If you demand a jury trial and get convicted anyway, you would pay not only the parking ticket's fine, but the court costs for a jury trial, too. It should cut down on the number of people doing so, while preserving the rights of the accused in line with the Constitution.
Is that so bad?
The actual court costs for a jury trial (even a very simple one) are far in excess of what most defendants can realistically pay. So you're either going to deny most people access as a practical matter, or else run into the problems Dilan is articulating.
Yes, the costs are far higher - but they are not mandatory, just optional. People who want a jury trial for parking tickets can get one, with all the consequences of being found guilty in such a trial.
I don't see how anyone would be denied anything by giving the option - people don't get a jury trial now, so the fact that most people could not afford the cost of losing one doesn't change anything.
Just to note Louisiana no longer allows non unambitious jury verdicts a state constitutional amendment banning them overwhelmingly (64.4%) passed in November 2018. The amendment only applied to crimes committed after January 1 2019. It's not clear how many convictions there were by non unanimous juries. It's also not clear how many people in Louisiana were aware that juries didn't have to be unanimous, some polls indicated it was a sizable number.
I'm glad Louisiana will only allow ambitious jury verdicts from now on.

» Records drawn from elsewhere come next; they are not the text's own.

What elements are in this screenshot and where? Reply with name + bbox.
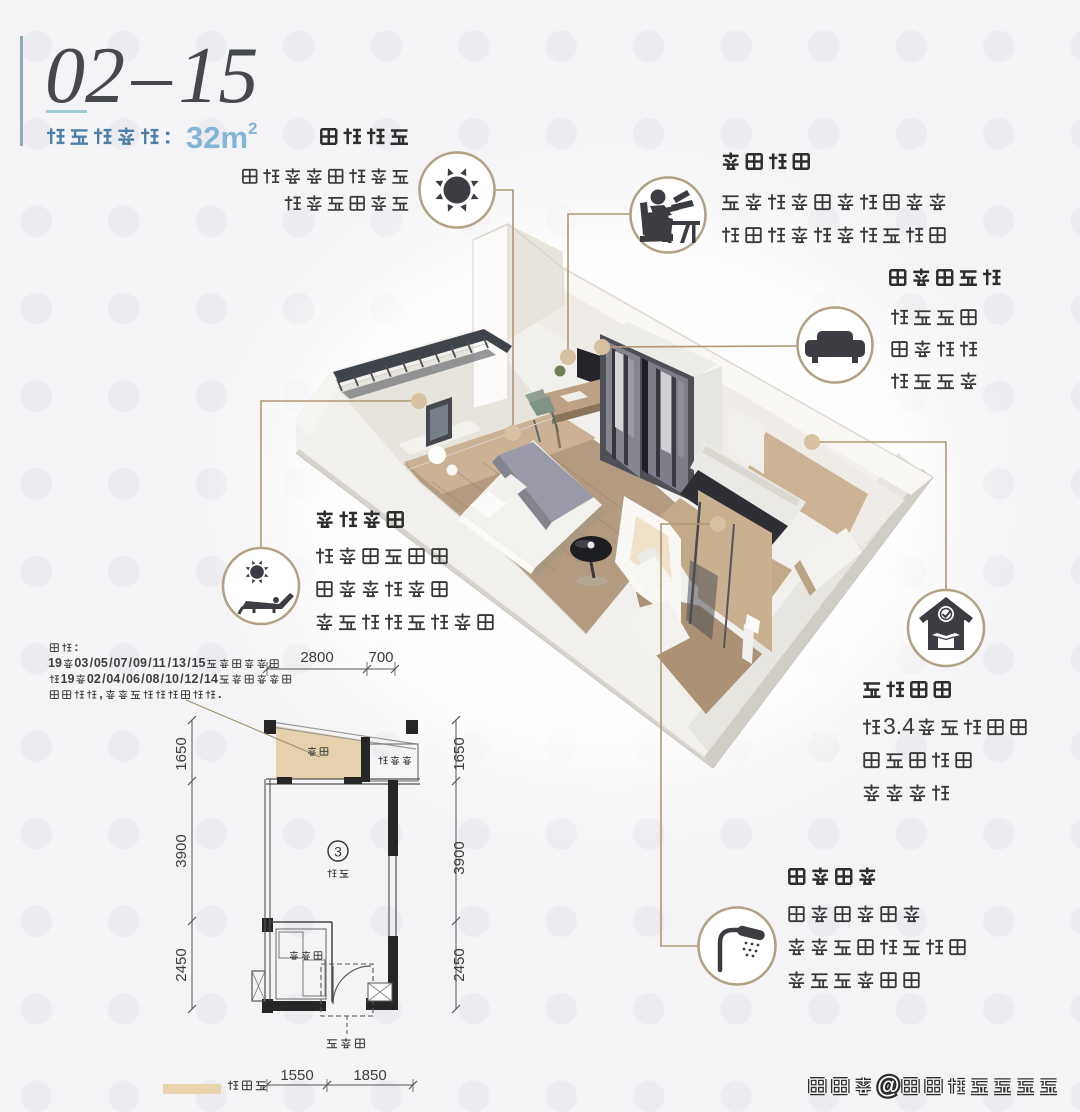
- svg-text:08: 08: [146, 672, 160, 686]
- svg-text:14: 14: [204, 672, 218, 686]
- svg-text:19: 19: [48, 656, 62, 670]
- svg-text:05: 05: [94, 656, 108, 670]
- svg-text:/: /: [122, 672, 126, 686]
- svg-text:@: @: [877, 1072, 899, 1098]
- svg-text::: :: [74, 640, 78, 654]
- svg-text:/: /: [168, 656, 172, 670]
- svg-text:/: /: [141, 672, 145, 686]
- svg-text:04: 04: [106, 672, 120, 686]
- svg-text:07: 07: [114, 656, 128, 670]
- svg-text:03: 03: [74, 656, 88, 670]
- svg-text:2800: 2800: [300, 649, 333, 666]
- svg-text:12: 12: [185, 672, 199, 686]
- svg-text:10: 10: [165, 672, 179, 686]
- svg-text:13: 13: [172, 656, 186, 670]
- svg-text:/: /: [180, 672, 184, 686]
- svg-text:19: 19: [61, 672, 75, 686]
- svg-text:3.4: 3.4: [883, 713, 915, 739]
- svg-text:2450: 2450: [451, 948, 468, 981]
- svg-text:/: /: [109, 656, 113, 670]
- svg-text:/: /: [129, 656, 133, 670]
- svg-text:/: /: [161, 672, 165, 686]
- svg-text:1650: 1650: [173, 737, 190, 770]
- svg-text:3900: 3900: [451, 841, 468, 874]
- svg-text:,: ,: [99, 687, 102, 701]
- svg-text:15: 15: [192, 656, 206, 670]
- svg-text:1850: 1850: [353, 1067, 386, 1084]
- svg-text:02: 02: [87, 672, 101, 686]
- svg-text:06: 06: [126, 672, 140, 686]
- svg-text:09: 09: [133, 656, 147, 670]
- svg-text:1650: 1650: [451, 737, 468, 770]
- svg-text:/: /: [148, 656, 152, 670]
- svg-text:3900: 3900: [173, 834, 190, 867]
- svg-text::: :: [164, 122, 172, 148]
- svg-text:3: 3: [334, 844, 342, 860]
- svg-text:.: .: [218, 687, 221, 701]
- svg-text:11: 11: [153, 656, 166, 670]
- svg-text:2: 2: [248, 119, 257, 138]
- svg-text:1550: 1550: [280, 1067, 313, 1084]
- svg-text:32m: 32m: [186, 120, 248, 155]
- svg-text:700: 700: [368, 649, 393, 666]
- svg-text:2450: 2450: [173, 948, 190, 981]
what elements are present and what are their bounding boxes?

The cutoff date is for crimes committed, not prosecutions started? How bizarre, given that determining when something happened is sometimes part of the contention of the trial.
Somewhat related:
Andrew Fleischman pointed out on twitter this morning that at least one Georgia trial judge had a unique workaround to the jury unanimity requirement: dismiss the holdout who didn't believe the state's evidence and put the alternate in.
The Georgia Supreme Court correctly held that he couldn't do that.
https://www.gasupreme.us/wp-content/uploads/2020/04/s20a0364.pdf
That is one of those cases where I wonder if the juror was in fact crazy or not operating in good faith, and did not simply come to a different conclusion than the rest of the jury. Some of the commentary suggests that may have been the case.
Of course what the judge should have done is declare a mistrial and start over with a new jury.
They did this to Scott Peterson in California.
The law isn't 100 percent clear that a trial judge can't do this. "Refusing to deliberate" is a ground for removal.
In the linked case, the judge literally removed the juror because he didn't believe the state's evidence. There was no claim that the juror refused to deliberate. IANAL, but I sure hope it's clear that judges can't do that.
The summary notes "but Justice Gorsuch's opinion is only joined in its entirety by three justices (Gorsuch, Ginsburg)." It should be "Breyer, Ginsburg)."
But you're ok with "joined...by three justices"? Can't anyone here count?
beyond a reasonable doubt is the standard. one dissention indicates reasonable doubt.
The Rights belongvto the accused not the court and jury.